XML Parsing and Serialization

Parsing

If a SAXSource containing an XMLReader is supplied to Saxon, Saxon now respects the ErrorHandler associated with the XMLReader rather than replacing it with its own.

Serialization

Some very basic support for HTML 5 has been added. If the serialization method is "html" and the version is "5.0", a heading <!DOCTYPE HTML> will be output regardless of the doctype-system and doctype-public properties.

A new serialization option saxon:recognize-binary has been added for use with the text output method (only). If set to yes, the processing instructions <?hex XXXX?> and <?b64 XXXX?> will be recognized; the value is taken as a hexBinary or base64 representation of a character string, encoded using the encoding in use by the serializer, and this character string will be output without validating it to ensure it contains valid XML characters. This enables non-XML characters, notably binary zero, to be output. For example, <?hex 0c?> outputs an ASCII form feed.
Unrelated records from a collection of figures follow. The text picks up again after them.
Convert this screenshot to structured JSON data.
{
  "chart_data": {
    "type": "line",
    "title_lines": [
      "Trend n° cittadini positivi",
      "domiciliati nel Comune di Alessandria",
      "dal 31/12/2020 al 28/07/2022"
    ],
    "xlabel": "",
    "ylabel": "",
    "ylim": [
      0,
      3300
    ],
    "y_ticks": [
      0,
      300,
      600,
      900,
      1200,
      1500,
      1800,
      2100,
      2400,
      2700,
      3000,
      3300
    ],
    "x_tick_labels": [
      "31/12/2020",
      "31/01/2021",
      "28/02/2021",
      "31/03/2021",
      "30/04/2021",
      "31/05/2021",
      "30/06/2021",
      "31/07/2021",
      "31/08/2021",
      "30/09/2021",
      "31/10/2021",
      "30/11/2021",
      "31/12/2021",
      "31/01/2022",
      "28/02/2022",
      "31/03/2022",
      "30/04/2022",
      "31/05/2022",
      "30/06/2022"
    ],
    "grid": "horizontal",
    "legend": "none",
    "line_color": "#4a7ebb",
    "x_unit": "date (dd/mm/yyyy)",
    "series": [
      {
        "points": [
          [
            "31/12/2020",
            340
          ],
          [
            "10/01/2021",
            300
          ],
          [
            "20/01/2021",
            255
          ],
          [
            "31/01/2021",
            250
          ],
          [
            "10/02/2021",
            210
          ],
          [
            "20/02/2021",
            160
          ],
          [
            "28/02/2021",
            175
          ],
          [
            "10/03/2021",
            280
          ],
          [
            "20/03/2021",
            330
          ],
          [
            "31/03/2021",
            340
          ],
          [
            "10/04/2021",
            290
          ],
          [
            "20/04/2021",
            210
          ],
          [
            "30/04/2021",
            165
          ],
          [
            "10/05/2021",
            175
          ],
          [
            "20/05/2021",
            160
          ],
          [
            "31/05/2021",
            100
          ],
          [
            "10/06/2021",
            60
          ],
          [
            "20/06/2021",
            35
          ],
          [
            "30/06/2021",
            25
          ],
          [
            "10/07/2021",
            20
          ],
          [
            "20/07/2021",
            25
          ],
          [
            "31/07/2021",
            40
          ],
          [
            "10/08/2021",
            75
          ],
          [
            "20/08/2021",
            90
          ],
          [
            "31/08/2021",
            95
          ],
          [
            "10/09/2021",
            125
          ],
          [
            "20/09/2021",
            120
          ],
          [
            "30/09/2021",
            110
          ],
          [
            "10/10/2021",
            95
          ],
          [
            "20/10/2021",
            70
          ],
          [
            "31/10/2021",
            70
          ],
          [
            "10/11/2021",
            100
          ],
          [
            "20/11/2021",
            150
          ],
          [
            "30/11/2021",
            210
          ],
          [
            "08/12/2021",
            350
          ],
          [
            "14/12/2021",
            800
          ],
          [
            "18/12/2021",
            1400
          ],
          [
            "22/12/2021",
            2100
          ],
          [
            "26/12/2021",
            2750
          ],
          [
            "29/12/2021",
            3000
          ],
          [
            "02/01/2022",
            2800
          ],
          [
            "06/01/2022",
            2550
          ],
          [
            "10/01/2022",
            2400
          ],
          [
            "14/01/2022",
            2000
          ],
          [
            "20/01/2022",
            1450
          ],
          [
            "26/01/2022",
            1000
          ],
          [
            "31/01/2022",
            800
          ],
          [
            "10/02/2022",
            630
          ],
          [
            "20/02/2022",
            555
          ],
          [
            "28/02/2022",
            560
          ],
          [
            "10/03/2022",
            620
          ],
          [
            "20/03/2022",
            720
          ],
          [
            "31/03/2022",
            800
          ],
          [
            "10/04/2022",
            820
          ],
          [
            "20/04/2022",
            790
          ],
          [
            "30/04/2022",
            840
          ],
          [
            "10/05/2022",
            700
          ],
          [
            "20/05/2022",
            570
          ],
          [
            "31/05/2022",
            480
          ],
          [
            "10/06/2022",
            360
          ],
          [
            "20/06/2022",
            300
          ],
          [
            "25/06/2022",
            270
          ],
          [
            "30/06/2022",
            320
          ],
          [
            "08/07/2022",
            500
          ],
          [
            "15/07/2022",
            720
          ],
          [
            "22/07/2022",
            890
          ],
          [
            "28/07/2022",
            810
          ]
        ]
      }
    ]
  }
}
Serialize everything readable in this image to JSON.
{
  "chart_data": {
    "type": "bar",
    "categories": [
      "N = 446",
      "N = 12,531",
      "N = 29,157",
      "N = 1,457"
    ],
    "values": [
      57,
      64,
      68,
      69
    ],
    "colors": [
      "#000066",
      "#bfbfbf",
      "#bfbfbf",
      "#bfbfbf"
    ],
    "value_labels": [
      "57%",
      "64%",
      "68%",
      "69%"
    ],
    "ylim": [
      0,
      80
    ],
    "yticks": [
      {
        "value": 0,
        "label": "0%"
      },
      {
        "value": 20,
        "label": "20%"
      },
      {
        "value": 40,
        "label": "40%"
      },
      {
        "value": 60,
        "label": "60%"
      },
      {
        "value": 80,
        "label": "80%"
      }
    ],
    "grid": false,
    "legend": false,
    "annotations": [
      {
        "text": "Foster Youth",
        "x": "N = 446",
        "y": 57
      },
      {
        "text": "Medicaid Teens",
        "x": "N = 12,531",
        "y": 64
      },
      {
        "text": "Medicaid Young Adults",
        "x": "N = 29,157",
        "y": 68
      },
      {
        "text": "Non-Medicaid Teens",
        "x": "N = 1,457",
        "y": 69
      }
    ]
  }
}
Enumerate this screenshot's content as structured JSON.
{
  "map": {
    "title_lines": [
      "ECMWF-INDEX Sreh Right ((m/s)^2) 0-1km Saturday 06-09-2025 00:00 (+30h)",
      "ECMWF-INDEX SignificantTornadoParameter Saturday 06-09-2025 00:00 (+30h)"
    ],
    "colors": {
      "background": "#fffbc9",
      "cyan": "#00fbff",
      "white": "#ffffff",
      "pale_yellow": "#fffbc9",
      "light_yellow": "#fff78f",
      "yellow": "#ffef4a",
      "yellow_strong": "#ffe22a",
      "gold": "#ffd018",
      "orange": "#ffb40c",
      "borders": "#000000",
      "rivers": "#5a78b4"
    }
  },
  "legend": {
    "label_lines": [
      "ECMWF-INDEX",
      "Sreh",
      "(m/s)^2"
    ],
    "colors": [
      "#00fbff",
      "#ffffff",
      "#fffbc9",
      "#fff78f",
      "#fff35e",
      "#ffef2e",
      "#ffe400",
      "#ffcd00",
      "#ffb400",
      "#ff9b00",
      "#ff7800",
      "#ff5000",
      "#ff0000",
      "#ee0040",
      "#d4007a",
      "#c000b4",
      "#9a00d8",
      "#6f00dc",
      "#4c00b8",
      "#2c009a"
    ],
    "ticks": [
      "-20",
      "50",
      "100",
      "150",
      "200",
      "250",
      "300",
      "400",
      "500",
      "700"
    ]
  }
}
Also recognized are <?hex.EEEE XXXX?> and <?b64.EEEE XXXX?>, where EEEE is the name of the encoding of the base64 or hexBinary data: for example hex.ascii or b64.utf8.

A new UTF8 writer, contributed by Tatu Saloranta, is used in place of the standard Java UTF8 writer. The effect is to speed up serialization by around 20%; for a transformation that copies its input to its output, the improvement is about 10% overall.